HTTPS and SSL Pinning
Implementing HTTPS and SSL pinning significantly enhances app security.
HTTPS
HTTPS (HyperText Transfer Protocol Secure) adds an extra layer of protection to HTTP. It encrypts data in transit, reducing the chances of malicious attacks. HTTPS ensures usernames and passwords cannot be stolen during transit and protects sensitive information like bank account details.
SSL Pinning
SSL pinning adds an extra layer of security by connecting your app to a specific SSL certificate or public key. This technique enables your app to communicate only with the server matching the pinned certificate or key, rejecting any other request.
Regular Rigorous Testing
Regular rigorous testing ensures your app is secure and free from vulnerabilities. This includes:
- Pre-Installation Scans: Actively scan newly downloaded apps for malicious content before installation.
- Regular Updates: Keep your app updated with the latest patches and security fixes.
- Penetration Testing: Conduct penetration testing to simulate real-world attacks and identify vulnerabilities.
Focus on Target Permissions
Focusing on target permissions enhances security:
- Assign Bare Minimum Permissions: Only grant essential permissions for the app's key features.
- Enable Runtime Permissions: Use runtime permissions to access sensitive data or features.
- Clearly Explain Normal Permissions: Ensure users understand why certain permissions are required.

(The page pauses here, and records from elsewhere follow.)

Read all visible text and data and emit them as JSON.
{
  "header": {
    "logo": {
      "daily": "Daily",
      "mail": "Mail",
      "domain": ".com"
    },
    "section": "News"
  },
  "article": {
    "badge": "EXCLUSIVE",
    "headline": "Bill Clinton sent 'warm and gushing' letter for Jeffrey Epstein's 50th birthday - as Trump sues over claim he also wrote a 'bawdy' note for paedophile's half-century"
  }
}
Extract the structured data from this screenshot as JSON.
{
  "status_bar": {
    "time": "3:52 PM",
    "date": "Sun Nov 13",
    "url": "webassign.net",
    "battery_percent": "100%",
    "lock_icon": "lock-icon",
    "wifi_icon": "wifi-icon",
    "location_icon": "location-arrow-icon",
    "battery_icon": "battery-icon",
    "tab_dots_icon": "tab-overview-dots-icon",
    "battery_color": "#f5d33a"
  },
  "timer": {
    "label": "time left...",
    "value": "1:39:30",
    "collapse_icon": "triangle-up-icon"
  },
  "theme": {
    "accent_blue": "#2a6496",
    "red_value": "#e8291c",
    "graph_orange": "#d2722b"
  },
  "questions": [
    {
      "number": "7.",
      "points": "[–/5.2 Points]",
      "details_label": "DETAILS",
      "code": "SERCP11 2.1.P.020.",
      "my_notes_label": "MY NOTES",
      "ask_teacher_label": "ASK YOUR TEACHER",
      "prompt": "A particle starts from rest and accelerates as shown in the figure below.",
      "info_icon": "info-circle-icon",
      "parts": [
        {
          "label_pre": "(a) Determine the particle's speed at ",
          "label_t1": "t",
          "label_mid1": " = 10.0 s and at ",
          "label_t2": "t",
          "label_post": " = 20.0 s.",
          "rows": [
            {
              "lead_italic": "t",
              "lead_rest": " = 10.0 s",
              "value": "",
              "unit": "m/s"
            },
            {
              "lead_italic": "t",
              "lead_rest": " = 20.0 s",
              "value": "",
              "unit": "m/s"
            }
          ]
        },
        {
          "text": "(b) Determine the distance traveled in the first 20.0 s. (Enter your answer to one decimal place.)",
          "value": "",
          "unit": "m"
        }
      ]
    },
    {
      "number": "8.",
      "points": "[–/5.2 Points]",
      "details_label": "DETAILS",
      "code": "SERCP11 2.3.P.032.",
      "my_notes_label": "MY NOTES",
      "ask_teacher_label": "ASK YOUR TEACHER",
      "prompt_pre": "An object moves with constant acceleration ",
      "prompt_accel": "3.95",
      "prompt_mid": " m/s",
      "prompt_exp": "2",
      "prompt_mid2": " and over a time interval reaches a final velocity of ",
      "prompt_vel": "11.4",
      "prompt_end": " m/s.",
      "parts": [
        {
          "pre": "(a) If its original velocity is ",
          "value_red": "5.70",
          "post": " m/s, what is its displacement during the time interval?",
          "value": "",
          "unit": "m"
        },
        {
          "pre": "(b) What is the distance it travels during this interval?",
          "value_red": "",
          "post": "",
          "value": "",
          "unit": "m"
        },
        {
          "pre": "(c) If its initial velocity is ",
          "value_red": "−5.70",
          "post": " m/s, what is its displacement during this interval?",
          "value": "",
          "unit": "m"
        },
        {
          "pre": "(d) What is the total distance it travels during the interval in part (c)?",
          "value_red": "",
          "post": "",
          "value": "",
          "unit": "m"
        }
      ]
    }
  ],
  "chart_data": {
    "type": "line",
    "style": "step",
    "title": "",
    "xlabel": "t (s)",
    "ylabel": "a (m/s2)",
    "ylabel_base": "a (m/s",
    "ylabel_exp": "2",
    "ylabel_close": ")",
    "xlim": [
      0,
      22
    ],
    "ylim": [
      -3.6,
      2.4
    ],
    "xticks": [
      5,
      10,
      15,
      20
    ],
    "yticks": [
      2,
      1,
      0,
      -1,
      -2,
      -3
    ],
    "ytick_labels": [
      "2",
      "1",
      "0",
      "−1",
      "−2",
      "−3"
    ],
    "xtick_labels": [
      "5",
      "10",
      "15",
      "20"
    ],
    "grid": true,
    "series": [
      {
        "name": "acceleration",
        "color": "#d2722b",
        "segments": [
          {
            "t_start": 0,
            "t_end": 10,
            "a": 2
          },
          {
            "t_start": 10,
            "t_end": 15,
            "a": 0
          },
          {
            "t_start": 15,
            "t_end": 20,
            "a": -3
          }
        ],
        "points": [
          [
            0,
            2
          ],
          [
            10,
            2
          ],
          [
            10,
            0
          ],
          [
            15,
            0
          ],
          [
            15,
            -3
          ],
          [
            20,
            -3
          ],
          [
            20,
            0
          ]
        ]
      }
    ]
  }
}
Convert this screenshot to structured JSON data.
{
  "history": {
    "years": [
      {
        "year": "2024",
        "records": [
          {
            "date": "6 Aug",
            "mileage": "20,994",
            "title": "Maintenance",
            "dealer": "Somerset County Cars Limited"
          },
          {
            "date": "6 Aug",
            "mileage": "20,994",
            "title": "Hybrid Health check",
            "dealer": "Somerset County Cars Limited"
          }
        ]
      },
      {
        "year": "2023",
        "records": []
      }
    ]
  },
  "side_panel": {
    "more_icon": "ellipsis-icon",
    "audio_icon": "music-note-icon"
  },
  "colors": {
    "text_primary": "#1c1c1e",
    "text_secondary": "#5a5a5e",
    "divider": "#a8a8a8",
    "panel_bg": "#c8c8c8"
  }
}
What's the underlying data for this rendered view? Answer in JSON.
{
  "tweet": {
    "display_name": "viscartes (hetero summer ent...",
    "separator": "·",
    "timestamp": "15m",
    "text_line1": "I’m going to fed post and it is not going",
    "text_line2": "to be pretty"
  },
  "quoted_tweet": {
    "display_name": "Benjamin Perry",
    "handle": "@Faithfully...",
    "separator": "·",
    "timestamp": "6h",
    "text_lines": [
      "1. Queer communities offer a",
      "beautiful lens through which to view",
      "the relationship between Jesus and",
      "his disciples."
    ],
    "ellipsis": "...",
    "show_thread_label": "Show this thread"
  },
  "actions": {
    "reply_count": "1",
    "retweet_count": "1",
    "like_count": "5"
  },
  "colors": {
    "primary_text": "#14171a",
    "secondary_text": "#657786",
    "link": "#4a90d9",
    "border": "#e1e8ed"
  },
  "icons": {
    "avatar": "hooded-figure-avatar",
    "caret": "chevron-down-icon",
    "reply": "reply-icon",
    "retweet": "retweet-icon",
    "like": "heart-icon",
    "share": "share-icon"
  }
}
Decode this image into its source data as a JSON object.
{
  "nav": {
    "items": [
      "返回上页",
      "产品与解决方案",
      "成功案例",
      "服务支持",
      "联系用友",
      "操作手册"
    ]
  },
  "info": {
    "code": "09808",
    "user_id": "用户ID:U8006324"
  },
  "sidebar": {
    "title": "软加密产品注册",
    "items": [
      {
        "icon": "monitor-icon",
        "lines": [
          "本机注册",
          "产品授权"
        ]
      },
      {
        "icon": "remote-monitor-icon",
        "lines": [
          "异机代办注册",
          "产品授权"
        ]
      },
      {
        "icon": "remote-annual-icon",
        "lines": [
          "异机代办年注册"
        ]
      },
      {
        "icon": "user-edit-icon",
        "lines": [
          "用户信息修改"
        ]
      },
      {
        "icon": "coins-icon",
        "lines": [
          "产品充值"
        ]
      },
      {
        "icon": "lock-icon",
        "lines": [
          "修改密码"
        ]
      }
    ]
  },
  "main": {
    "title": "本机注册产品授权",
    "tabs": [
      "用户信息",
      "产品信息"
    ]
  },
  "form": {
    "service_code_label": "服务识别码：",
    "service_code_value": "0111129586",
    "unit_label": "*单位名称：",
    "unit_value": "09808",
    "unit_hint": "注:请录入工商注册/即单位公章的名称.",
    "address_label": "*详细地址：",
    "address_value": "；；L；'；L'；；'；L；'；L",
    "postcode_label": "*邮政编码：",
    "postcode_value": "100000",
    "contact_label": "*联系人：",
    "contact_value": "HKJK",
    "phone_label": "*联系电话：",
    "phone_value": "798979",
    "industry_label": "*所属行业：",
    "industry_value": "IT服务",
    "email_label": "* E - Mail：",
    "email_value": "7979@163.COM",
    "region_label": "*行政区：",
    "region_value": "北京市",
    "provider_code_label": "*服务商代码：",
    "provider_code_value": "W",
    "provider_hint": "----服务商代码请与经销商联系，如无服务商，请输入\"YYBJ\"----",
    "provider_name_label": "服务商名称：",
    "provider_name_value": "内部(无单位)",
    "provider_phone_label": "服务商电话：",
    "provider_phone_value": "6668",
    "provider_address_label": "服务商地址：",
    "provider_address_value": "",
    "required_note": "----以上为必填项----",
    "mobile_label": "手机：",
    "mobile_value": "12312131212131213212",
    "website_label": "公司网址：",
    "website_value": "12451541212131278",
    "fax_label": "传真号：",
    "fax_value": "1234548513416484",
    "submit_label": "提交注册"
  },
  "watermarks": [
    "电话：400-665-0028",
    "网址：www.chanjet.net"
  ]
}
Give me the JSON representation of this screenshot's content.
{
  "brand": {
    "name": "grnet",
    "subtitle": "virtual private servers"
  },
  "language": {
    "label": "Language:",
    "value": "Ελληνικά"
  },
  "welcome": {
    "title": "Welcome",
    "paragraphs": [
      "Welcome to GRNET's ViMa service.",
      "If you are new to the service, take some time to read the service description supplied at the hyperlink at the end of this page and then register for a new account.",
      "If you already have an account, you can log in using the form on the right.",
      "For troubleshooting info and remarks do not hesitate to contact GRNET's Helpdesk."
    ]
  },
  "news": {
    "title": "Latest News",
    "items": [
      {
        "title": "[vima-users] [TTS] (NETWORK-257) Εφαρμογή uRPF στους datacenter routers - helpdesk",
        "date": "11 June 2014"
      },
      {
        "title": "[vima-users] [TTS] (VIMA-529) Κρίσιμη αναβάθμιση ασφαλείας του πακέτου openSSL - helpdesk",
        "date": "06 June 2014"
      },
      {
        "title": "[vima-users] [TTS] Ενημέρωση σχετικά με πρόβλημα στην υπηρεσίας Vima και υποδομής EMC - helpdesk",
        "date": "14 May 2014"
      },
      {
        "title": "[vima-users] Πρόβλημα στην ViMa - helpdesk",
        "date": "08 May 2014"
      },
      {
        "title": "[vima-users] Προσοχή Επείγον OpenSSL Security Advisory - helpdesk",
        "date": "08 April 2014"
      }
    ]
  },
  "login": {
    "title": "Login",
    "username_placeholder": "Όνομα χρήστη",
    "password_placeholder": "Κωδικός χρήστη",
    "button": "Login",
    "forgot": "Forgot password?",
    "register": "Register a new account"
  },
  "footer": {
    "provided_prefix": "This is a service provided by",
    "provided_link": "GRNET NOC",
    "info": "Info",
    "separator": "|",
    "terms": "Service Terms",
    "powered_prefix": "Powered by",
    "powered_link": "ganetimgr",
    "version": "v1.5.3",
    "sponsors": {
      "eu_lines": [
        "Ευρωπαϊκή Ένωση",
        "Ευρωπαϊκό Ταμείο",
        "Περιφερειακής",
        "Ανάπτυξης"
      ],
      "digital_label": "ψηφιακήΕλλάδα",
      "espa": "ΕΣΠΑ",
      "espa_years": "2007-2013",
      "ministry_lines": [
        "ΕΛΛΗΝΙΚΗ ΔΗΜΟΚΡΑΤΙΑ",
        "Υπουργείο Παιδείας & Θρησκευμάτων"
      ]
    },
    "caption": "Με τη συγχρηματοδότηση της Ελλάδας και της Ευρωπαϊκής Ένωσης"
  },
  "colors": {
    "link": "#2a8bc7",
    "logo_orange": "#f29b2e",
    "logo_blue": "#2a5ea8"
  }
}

- Prevent Other Apps from Accessing Internal Components: Disable signature permissions to prevent other apps from accessing internal components.
Additional Best Practices
Turn Off GPS/Location Access
Turn off GPS/Location Access for apps when not needed to prevent unauthorized tracking of your location.
Set Web Browser for Private Browsing
Set your web browser for private browsing to prevent tracking of your browsing history and other personal data.
Use Secure Storage Services
Store and share sensitive data using approved services that meet regulatory and policy requirements. Avoid using personal storage services for storing sensitive data.
Report Security Incidents
If your device is lost or stolen and it contains sensitive data, notify the ITS Service Center immediately. Prompt reporting can help mitigate potential damage.